ソニー・デジタルエンタテインメント社長 福田淳さんとの対話


福田さん このインタビューのアウトプットというか、目的は何でしたっけ?

藤沢 ぼくはプロフェッショナルコネクターという仕事をやってるんですけども。多分これからは誰かに仲介されて人に会う価値って高まってくると思うんですよね。例えば、ある一定の著名人の方って誰とでも会えると思うんですよ。

福田さん ええ。

藤沢 でも、そこでは出会えない層ってあると思うんですね。ぼくだと若手とか。新進気鋭の起業家とコラボしたらビジネスとしても面白いアイデアとかコンテンツとか生まれる機会って増えると思うんですね。そういった意味で仲介人と言いますか、繋げる立場の人でセルフブランディングをしていきたいなと。そういう意味でも著名な方との対話を通じて、ビジネスのタネになるようなエッセンスを発信しています。

福田さん はーい。目的はわかりました。

藤沢 質問いくつか考えてきたんですけど、最初はちょっと…

福田さん ベタなところからいきますか。

藤沢 そうですね。ベタなところからいきたいですね(笑)。じゃあまず初めは、福田さんにとって「遊ぶこと」ってなんですか?

福田さん えーと、そうですね。ぼくは公私混同は良いと考えてまして。結局、寄り道とか遊びだけが自分を助けてくれたと。象徴として日経新聞がいけなくて。みんな土日は遊び人とかコンシューマーなんですけど。月曜日の朝に日経新聞を読んだ瞬間にまともなビジネスマンやんなきゃいけないというスイッチが入っちゃって。ブロードバントだとかVRだとかAIだとかね。わかんないこと言わなきゃいけないわけですよね。

だけど、本来の人間って別にそんなことないリラックスした時には厳しいコンシューマーなわけじゃないですか。

藤沢 仰る通りです。

福田さん だから、遊びがないところに新しいビジネスのネタはない、と。この前大学生に講演したら、アソビシステムに入りたいって言ってきた青年がいるんですよ。就職活動で。アソビシステムといえばね、きゃりーぱみゅぱみゅとかそういう芸能事務所じゃないですか。そうすると、きゃりー好きだったり渋谷のWOMBで踊ったりが好きなの?って聞いたら「いいや」と。

おや?(笑)

藤沢 (笑)

福田さん 就職先の一つとして考えてるだけなんですね。好きこそものの上手なれもなくて、全く主客逆転しちゃってて。なんかそういう遊びがない社会って非常にタフに見えるんじゃないと。
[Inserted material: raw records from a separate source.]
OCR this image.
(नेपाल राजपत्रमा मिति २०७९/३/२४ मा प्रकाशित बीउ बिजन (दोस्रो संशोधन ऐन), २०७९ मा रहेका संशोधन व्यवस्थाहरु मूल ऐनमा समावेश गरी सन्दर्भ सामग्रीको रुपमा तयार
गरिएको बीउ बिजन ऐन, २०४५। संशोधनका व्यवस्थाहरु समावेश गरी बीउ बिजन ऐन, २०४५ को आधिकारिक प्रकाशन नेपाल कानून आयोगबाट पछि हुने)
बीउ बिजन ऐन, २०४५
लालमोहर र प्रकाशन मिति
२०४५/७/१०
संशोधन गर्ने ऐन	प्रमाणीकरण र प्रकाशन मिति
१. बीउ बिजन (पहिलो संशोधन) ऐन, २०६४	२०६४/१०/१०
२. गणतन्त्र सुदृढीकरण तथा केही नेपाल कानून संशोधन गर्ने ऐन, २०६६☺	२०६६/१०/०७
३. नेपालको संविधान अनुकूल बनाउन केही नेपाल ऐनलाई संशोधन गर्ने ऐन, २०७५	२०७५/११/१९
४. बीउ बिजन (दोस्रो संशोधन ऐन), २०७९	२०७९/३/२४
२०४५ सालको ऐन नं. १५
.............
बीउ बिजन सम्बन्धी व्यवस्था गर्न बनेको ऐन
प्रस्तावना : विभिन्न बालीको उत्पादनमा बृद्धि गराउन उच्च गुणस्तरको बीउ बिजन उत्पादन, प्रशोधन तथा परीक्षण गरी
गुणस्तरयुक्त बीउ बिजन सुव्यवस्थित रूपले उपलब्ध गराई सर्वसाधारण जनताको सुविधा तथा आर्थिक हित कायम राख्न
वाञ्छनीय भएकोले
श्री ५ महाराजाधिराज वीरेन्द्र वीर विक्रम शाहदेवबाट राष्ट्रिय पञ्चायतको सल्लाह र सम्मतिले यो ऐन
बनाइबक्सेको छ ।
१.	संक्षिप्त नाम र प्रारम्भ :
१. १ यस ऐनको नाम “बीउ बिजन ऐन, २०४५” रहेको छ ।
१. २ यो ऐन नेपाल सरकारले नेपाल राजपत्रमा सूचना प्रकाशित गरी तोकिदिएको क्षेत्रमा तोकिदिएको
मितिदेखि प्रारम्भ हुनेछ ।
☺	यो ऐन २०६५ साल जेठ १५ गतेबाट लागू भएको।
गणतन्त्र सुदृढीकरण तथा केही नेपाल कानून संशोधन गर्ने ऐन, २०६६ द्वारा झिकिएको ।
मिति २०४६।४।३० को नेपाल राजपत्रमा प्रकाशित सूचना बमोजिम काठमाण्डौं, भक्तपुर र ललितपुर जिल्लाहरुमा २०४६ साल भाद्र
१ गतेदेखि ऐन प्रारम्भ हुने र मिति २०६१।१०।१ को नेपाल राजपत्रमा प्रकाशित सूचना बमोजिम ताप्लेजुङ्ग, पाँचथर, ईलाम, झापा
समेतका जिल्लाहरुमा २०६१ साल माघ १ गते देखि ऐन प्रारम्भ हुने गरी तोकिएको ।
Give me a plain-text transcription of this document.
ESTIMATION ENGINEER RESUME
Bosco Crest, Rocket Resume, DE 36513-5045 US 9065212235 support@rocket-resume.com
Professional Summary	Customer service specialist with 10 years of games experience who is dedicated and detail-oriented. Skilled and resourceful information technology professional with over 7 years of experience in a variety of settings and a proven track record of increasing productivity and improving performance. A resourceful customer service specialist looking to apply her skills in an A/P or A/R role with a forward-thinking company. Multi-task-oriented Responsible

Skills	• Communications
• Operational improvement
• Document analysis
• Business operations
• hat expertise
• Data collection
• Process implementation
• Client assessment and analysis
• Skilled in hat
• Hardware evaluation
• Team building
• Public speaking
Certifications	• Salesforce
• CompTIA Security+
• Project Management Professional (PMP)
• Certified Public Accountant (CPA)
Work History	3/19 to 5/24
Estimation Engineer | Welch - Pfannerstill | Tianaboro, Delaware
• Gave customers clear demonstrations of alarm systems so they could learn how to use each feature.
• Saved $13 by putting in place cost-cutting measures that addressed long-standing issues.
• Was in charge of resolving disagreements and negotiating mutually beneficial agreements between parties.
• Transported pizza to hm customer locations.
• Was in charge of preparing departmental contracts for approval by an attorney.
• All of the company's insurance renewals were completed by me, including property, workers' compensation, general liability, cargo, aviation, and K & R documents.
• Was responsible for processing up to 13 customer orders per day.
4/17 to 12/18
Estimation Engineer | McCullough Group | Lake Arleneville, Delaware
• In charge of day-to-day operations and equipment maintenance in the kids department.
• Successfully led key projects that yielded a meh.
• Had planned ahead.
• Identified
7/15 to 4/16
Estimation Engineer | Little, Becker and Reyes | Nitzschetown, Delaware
ずっと好きで好きで就職のことなんか考えてなかったけども起業してうまくいった人っていっぱいいるわけなんで。方程式なんてないんだけど、ぼくにとって遊ぶことだけが、もっというと「余暇をどうやって自分の好きなことで過ごすか」だけが人間のゴールなのかなと。

で、もうちょっと哲学的なこと言うと、人間の進化って余暇作る歴史なんですよね。ダーウィンの考えじゃない方が人間の進化を推進してきたと。

つまり、弱いから進化してきたんですよ。強強じゃなくて弱々連合。みんながターザンみたいにムキムキで体強かったら進化いらないわけで。

寒いやつがいるとか弱いやつがいると死んじゃうから助けて都会を作っていったわけですね。

藤沢 確かにそうですね。

福田さん どんどんどんどん進化してきて、農業革命があって。この前経済学者がサウス・バイ・サウスウエストで言ってましたけども、1800年のアメリカでは80%が農業従事者、2000年では1.7%だったと。ファーマーはいなくなったんですよ。200年かけて。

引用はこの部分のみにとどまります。